Christine: Doctor surgeries, yeah.
Seamus: And even at a recent trip to McDonald's, I saw one that said, "Please treat our staff with respect. If you don't, we won't be able to serve or assist you". It definitely is moving that aspect that you can really see the onus now being pushed onto the employer at a much higher level than it was previously.
Christine: Yeah. Seamus, while we were chatting in preparation, you talked about O'Reilly Stewart's receptionist as a good example. So, what kind of steps did you guys put in place? She's obviously away from the main office working on her own and public facing, so I thought that was interesting [crosstalk 00:21:14].
Seamus: Yeah, we have a receptionist on our ground floor. It's a secure area to get from the ground floor to any of the other parts of the office. You have to go through a security door and all that sort of stuff. But there's an element that the receptionist is almost on her own down there. Now, there will be people that will be passing back and forth all day long, but there will be elements of time where she's on her own.
And just through experience and things that have happened, we have identified the risk in relation to that. We have CCTV up that the receptionist can see outside of the office. So, if somebody comes to the door, you just can't push the door to come in. You have to push the bell. She's able to assess and come through.
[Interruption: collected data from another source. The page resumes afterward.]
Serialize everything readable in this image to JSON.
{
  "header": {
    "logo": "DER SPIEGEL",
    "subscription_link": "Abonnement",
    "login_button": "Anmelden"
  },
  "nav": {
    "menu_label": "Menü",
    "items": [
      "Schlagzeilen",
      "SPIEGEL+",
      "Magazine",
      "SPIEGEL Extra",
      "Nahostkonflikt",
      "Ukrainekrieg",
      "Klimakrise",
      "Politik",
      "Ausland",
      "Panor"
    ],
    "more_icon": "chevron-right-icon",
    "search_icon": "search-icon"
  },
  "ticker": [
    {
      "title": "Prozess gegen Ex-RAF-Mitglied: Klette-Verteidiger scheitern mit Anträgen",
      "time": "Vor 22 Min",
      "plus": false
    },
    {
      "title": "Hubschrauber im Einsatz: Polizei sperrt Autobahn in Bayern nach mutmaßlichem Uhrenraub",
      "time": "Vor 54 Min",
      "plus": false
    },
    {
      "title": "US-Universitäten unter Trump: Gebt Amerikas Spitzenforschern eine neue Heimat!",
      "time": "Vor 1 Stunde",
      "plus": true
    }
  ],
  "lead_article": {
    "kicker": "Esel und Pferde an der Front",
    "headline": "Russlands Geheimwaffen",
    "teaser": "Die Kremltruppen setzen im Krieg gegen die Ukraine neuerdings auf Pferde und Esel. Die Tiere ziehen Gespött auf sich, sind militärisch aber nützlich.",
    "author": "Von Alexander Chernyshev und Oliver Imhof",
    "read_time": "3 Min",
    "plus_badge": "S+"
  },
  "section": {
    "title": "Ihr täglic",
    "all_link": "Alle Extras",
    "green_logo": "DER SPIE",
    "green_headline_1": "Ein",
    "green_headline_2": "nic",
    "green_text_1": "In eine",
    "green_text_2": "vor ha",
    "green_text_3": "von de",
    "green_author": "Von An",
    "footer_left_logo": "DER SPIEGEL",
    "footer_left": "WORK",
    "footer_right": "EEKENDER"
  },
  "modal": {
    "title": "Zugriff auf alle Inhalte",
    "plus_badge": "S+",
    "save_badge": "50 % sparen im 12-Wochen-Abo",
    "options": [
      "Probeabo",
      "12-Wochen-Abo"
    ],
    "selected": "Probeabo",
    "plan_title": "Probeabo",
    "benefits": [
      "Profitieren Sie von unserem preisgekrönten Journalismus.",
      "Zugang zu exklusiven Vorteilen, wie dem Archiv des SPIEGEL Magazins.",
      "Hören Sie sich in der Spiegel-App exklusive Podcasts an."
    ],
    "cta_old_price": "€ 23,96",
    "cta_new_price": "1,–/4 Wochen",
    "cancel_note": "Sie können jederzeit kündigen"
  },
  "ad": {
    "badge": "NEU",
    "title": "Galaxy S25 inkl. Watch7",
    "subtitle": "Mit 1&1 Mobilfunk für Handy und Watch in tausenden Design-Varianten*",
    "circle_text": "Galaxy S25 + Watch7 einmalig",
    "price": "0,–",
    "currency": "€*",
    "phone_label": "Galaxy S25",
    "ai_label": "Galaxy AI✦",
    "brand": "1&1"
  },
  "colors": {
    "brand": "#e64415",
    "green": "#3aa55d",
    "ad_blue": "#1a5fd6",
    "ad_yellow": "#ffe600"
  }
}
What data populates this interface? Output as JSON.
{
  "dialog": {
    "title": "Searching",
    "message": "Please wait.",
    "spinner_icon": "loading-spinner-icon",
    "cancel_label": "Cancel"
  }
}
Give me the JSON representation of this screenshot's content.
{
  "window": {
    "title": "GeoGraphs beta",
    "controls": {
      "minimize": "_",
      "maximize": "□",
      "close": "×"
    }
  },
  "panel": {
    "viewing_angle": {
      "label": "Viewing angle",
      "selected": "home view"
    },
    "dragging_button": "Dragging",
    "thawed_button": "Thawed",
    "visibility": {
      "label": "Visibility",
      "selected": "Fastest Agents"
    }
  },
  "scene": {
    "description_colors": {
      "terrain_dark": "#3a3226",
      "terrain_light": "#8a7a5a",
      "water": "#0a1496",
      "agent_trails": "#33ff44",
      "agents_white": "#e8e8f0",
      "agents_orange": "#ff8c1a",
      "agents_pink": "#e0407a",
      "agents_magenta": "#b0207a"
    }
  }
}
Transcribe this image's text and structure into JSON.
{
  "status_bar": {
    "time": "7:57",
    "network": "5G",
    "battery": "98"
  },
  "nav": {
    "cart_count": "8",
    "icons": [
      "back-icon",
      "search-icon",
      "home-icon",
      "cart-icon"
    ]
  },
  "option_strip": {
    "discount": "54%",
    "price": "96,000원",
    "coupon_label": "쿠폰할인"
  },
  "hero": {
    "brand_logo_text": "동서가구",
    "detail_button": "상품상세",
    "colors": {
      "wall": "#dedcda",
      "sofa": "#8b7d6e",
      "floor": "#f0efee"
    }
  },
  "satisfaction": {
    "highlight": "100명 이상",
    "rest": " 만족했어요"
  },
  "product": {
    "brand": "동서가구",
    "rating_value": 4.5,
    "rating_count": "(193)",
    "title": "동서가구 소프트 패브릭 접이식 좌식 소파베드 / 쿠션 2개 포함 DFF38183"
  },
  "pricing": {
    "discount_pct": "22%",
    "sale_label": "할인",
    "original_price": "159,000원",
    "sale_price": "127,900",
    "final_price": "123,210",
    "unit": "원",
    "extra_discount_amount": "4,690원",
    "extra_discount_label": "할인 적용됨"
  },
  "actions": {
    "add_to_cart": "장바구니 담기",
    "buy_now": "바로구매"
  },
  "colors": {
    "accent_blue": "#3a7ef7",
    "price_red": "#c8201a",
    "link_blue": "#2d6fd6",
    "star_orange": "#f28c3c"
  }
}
And it's not that we are in a bad part of town or that there are any . . . These are just general risks that are out there. And even things like she has a panic button and things like that. She's the forward-facing front person in our office.
It just struck me when I was reading through some of the commentary about this, on identifying what your risks are and then putting in the proper procedures to make sure that your staff member is protected.
Christine: Brilliant. Thanks very much, Seamus. Have you anything to add on this third-party liability, or should I do a bit of a wrap-up and we'll move on?
Seamus: No, I'm happy for you to do a wrap-up there.
Christine: Brilliant. So, really I think my three takeaways regarding the third-party liability aspect of that is Northern Ireland is ahead of the curve with this legislation. GB is for once playing catch up with us.
Secondly, employers here in Northern Ireland can be held liable for third-party non-employee sexual harassment of employees, but not for harassment because of other protected characteristics.
And lastly, Northern Ireland employers must take reasonable, practical steps to protect their employees from harassment by third parties, such as clients or customers, where such harassment is known to have occurred on at least two occasions. Now, we did discuss that. That's in kind of the guidance. So, it's looking out for those recurring issues, really, isn't it?